Sunday, February 27, 2011

Match Play



I got a call the other day from the National Marrow Donation Program that I might be a potential match for a patient with lymphoma.

I don't remember exactly when I signed up for the registry.  Most likely, I did it back when I was in graduate school and thus more susceptible to the pull of good causes.

While I don't remember signing up, I do remember thinking that I would never in a million years be asked to donate; the odds were just too long, I figured.  And besides, most people who needed bone marrow would just get it from a family member anyway. 

Since I got the phone call about being a possible match, I did a little research.  The National Bone Marrow Program has almost 7 million people registered.  That's a pretty impressive number, until you consider that according to the latest census, there are approximately 308 million people in the United States.  That means that just over 2% of the population is on the registry.  Factor in that 70% of patients who need bone marrow don't find a match withing their family, and the number seems even smaller.

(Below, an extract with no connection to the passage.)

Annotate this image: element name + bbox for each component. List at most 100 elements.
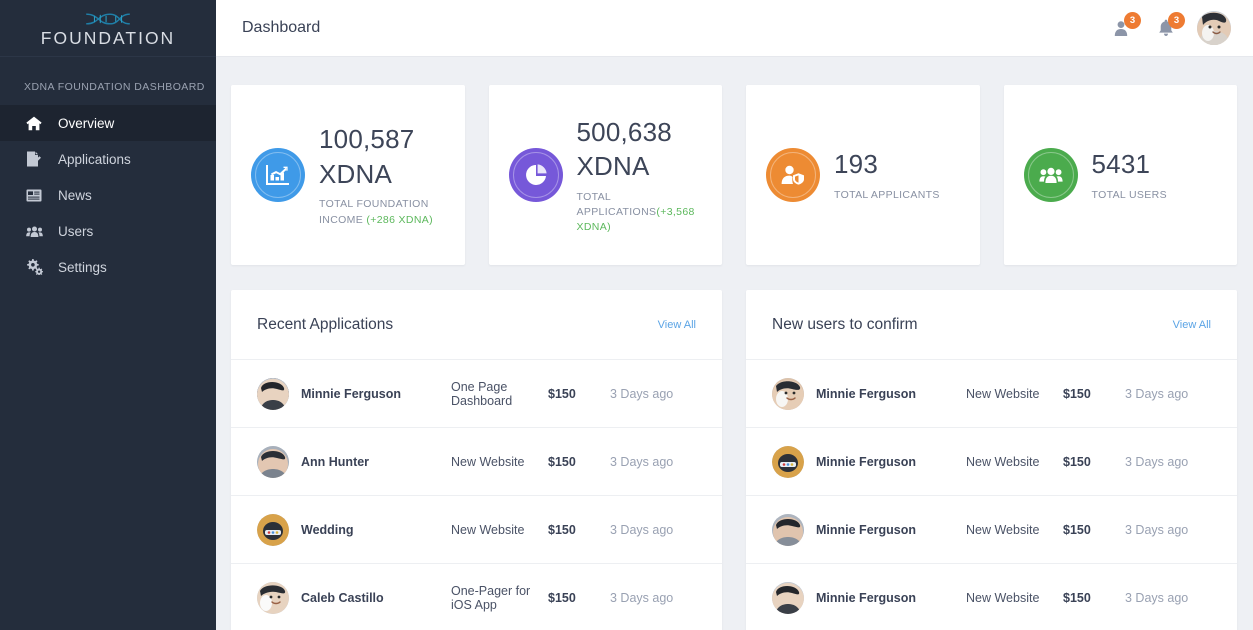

I'm in a wait-and-see mode right now, as they do more tests on my blood to see if I am, indeed, a match.  And I'm not going to lie, I have reservations about donating should I be a match.  But I don't see how I could possible say no.  How can you take away someone's hope like that? 

Monday, February 21, 2011

Accurate Signs



Yep, turns out that's right.

Monday, February 7, 2011

Nerdy Winter Maintenance



Before I started running a lot, I used to wonder what people thought about when they ran long distances. I mentioned this to a friend of mine whose parents were marathoners, and he looked at like I was stupid and said dismissively, "What don't you think about?"

I was thinking about this yesterday as I was engaging in what passes for marathons these days, shoveling ice and snow from my driveway, when I became aware of exactly what I think about when I'm doing this chore.  At the risk of forever identifying me as a nerd, here's what it is: I think about Moby Dick, specifically chapter 67, "Cutting In," where Melville describes the process of butchering a whale.  Something about chopping the ice with that ice chopping tool.

"Now as the blubber envelopes the whale precisely as the rind does an orange, so is it stripped off from the body precisely as an orange is sometimes stripped by spiralizing it. For the strain constantly kept up by the windlass continually keeps the whale rolling over and over in the water, and as the blubber in one strip uniformly peels off along the line called the 'scarf,' simultaneously cut by the spades of Starbuck and Stubb, the mates; and just as fast as it is thus peeled off, and indeed by that very act itself, it is all the time being hoisted higher and higher aloft till its upper end grazes the main-top; the men at the windlass then cease heaving..."

Tuesday, February 1, 2011

Fitness Room TV Rage

It's winter.  There's a lot of snow on the ground, and there's more to come.  I can't run outside because I don't want to risk hitting an icy spot.  Plus, my younger son is playing in the Hampshire Regional Y's basketball league this year, which means practice during the week and games on Saturday. As a result of all of this winter horror, I find myself spending a lot more time working out at the Y these days.   

I'm not complaining.  I've got to do something to stave off cabin fever, and the Y is just as good a place as any, I guess.   But it recently occurred to me that when you exchange the freedom of exercising outside for the warm confines of the Y, you're also giving up a tiny part of yourself to an institution.  The Y may be family friendly and all, but it's an institution nonetheless, with its own quirky rules, both written and unwritten.  And my God, have you seen some of those classes?  The way the instructor gets everyone doing the same thing at the same time? 

So take a hard winter and an institutional, soul-crushing mindset and you've got a recipe for trouble.  The discontent bubbles to the surface most notably in the cardio room, where members sweat as they manipulate various machines in front of a bank of flat screen televisions.  Everything will look hunky-dory until Channel Changing Time comes.  The staff working the cardio room are slaves to these blue binders that apparently outline in minute detail what channels should be showing what shows, when.  The idea, I suppose, is to remove the personal preference for a set of rules.  (If that's not institutional, I don't know what is.)

Of course, the problem with these institutional rules is that they don't take into account the human element.  If the rules say change the channel from X to Y at Z time, the rules don't take consider either what might be on, or what people might want to watch.  This is why lately I've found myself being entertained by infomercials for weight loss programs and The 700 Club.

I like to think that the anger from watching these shows makes me workout harder.

But I don't know how much longer I can keep it up.

That damn groundhog better not see his shadow tomorrow.